For the Courgette Fritters:

  • 1 tbsp ground flax meal
  • 2 medium courgette, grated
  • 1/2 cup chopped bell pepper (we used a mixture of red, yellow and orange)
  • 3 spring onions, thinly sliced, divided between green and white parts
  • 1 garlic clove, minced
  • ¼ cup fresh coriander, minced
  • 1 tbsp nutritional yeast
  • 1 tsp baking powder
  • ¼ cup chickpea (gram) flour or use all purpose flour
  • Salt and black pepper to taste
  • Turmeric and Ginger Superkraut
  1. Put the grated courgette in a clean dish towel and sprinkle liberally with salt. Toss well and let sit for at least 10 minutes and up to 30. After sitting, wring out the dish towel over the sink to remove as much water as possible. Put zucchini in a large mixing bowl
  2. Make a flax egg by combining the flax meal with 2.5 tablespoons water in a small bowl. Let sit for at least 5 minutes, and up to 20, until it thickens.
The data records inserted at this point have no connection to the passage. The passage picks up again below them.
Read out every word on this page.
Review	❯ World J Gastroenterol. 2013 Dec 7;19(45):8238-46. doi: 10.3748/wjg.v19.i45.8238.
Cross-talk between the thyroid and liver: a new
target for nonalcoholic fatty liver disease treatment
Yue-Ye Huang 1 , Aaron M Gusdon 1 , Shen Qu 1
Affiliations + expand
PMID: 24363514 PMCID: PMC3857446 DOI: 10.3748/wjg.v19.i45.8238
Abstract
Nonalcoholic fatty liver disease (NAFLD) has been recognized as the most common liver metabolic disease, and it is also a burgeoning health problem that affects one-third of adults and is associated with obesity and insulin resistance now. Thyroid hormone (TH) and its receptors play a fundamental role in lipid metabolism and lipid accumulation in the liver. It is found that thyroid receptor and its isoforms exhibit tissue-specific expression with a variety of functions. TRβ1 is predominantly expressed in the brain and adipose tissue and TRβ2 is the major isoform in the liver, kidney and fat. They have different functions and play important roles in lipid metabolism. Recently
  3. Add flax egg, spring onion whites, minced garlic, coriander, nutritional yeast, baking powder and flour to the bowl with the courgette. Mix batter thoroughly. Scoop and shape mixture into little fritter cakes.
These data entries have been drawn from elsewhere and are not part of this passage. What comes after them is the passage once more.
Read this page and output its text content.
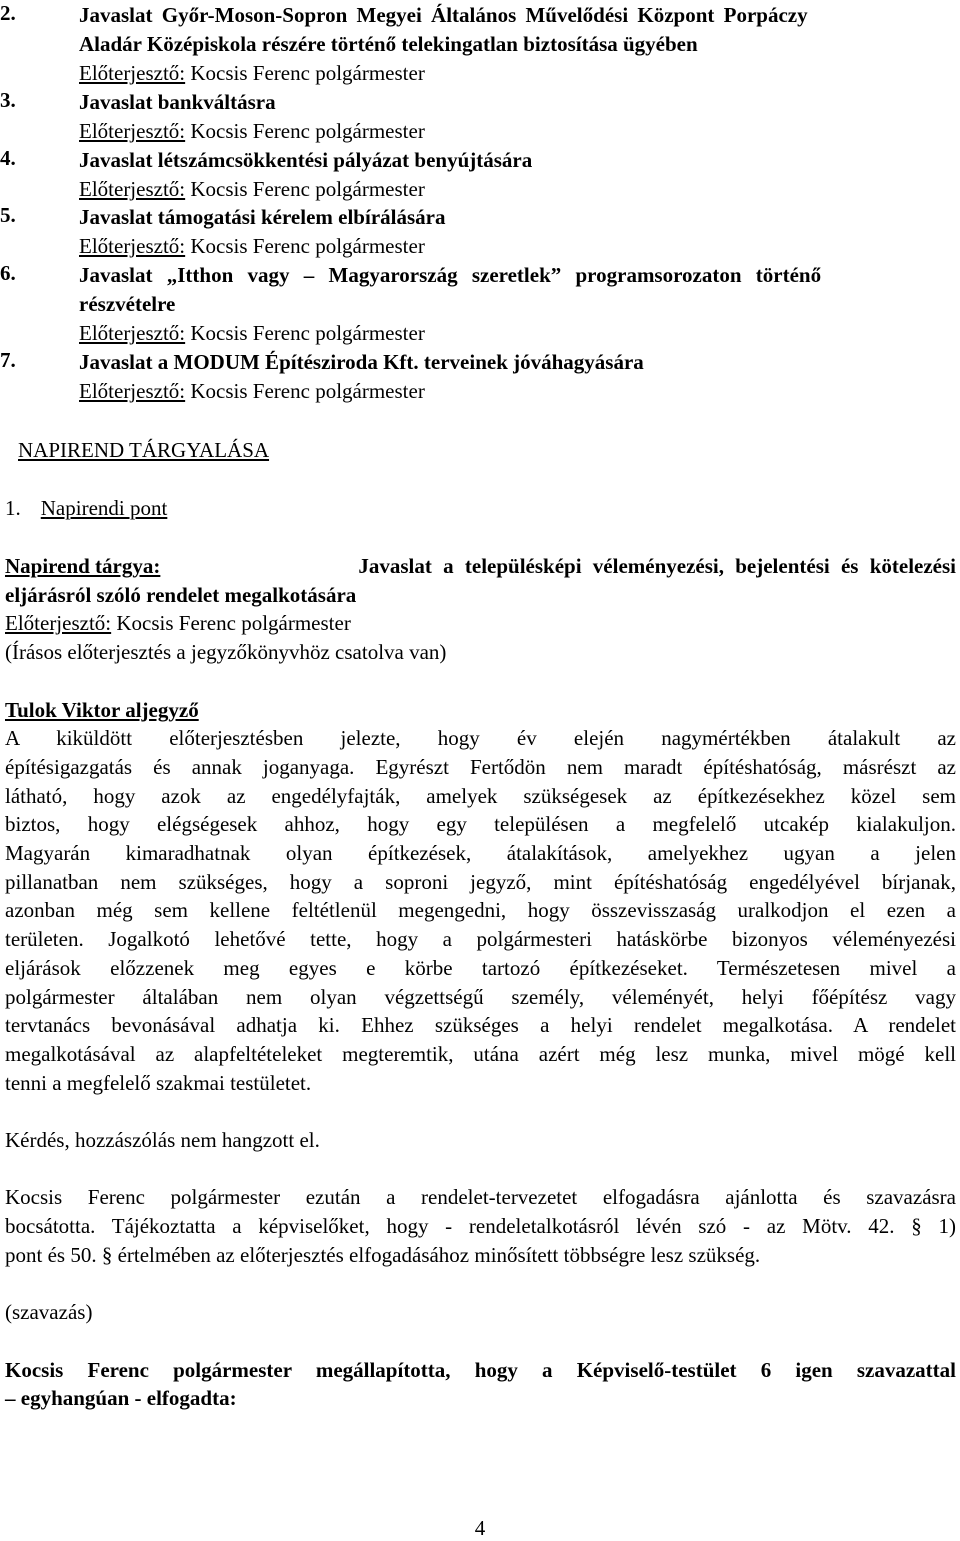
2.	Javaslat Győr-Moson-Sopron Megyei Általános Művelődési Központ Porpáczy
Aladár Középiskola részére történő telekingatlan biztosítása ügyében
Előterjesztő: Kocsis Ferenc polgármester
3.	Javaslat bankváltásra
Előterjesztő: Kocsis Ferenc polgármester
4.	Javaslat létszámcsökkentési pályázat benyújtására
Előterjesztő: Kocsis Ferenc polgármester
5.	Javaslat támogatási kérelem elbírálására
Előterjesztő: Kocsis Ferenc polgármester
6.	Javaslat „Itthon vagy – Magyarország szeretlek” programsorozaton történő
részvételre
Előterjesztő: Kocsis Ferenc polgármester
7.	Javaslat a MODUM Építésziroda Kft. terveinek jóváhagyására
Előterjesztő: Kocsis Ferenc polgármester
NAPIREND TÁRGYALÁSA
1. Napirendi pont
Napirend tárgya:	Javaslat a településképi véleményezési, bejelentési és kötelezési
eljárásról szóló rendelet megalkotására
Előterjesztő: Kocsis Ferenc polgármester
(Írásos előterjesztés a jegyzőkönyvhöz csatolva van)
Tulok Viktor aljegyző
A kiküldött előterjesztésben jelezte, hogy év elején nagymértékben átalakult az
építésigazgatás és annak joganyaga. Egyrészt Fertődön nem maradt építéshatóság, másrészt az
látható, hogy azok az engedélyfajták, amelyek szükségesek az építkezésekhez közel sem
biztos, hogy elégségesek ahhoz, hogy egy településen a megfelelő utcakép kialakuljon.
Magyarán kimaradhatnak olyan építkezések, átalakítások, amelyekhez ugyan a jelen
pillanatban nem szükséges, hogy a soproni jegyző, mint építéshatóság engedélyével bírjanak,
azonban még sem kellene feltétlenül megengedni, hogy összevisszaság uralkodjon el ezen a
területen. Jogalkotó lehetővé tette, hogy a polgármesteri hatáskörbe bizonyos véleményezési
eljárások előzzenek meg egyes e körbe tartozó építkezéseket. Természetesen mivel a
polgármester általában nem olyan végzettségű személy, véleményét, helyi főépítész vagy
tervtanács bevonásával adhatja ki. Ehhez szükséges a helyi rendelet megalkotása. A rendelet
megalkotásával az alapfeltételeket megteremtik, utána azért még lesz munka, mivel mögé kell
tenni a megfelelő szakmai testületet.
Kérdés, hozzászólás nem hangzott el.
Kocsis Ferenc polgármester ezután a rendelet-tervezetet elfogadásra ajánlotta és szavazásra
bocsátotta. Tájékoztatta a képviselőket, hogy - rendeletalkotásról lévén szó - az Mötv. 42. § 1)
pont és 50. § értelmében az előterjesztés elfogadásához minősített többségre lesz szükség.
(szavazás)
Kocsis Ferenc polgármester megállapította, hogy a Képviselő-testület 6 igen szavazattal
– egyhangúan - elfogadta:
4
  4. Heat a drizzle of olive oil in a large frying pan over medium heat. When the oil is hot, add a few cakes of courgette batter mixture. Cook until crisp and brown, about 2-3 minutes per side. Transfer to a paper-towel lined plate. Continue cooking fritters in batches.
  5. Serve with lemon cashew cream sauce and top with Turmeric and Ginger Superkraut.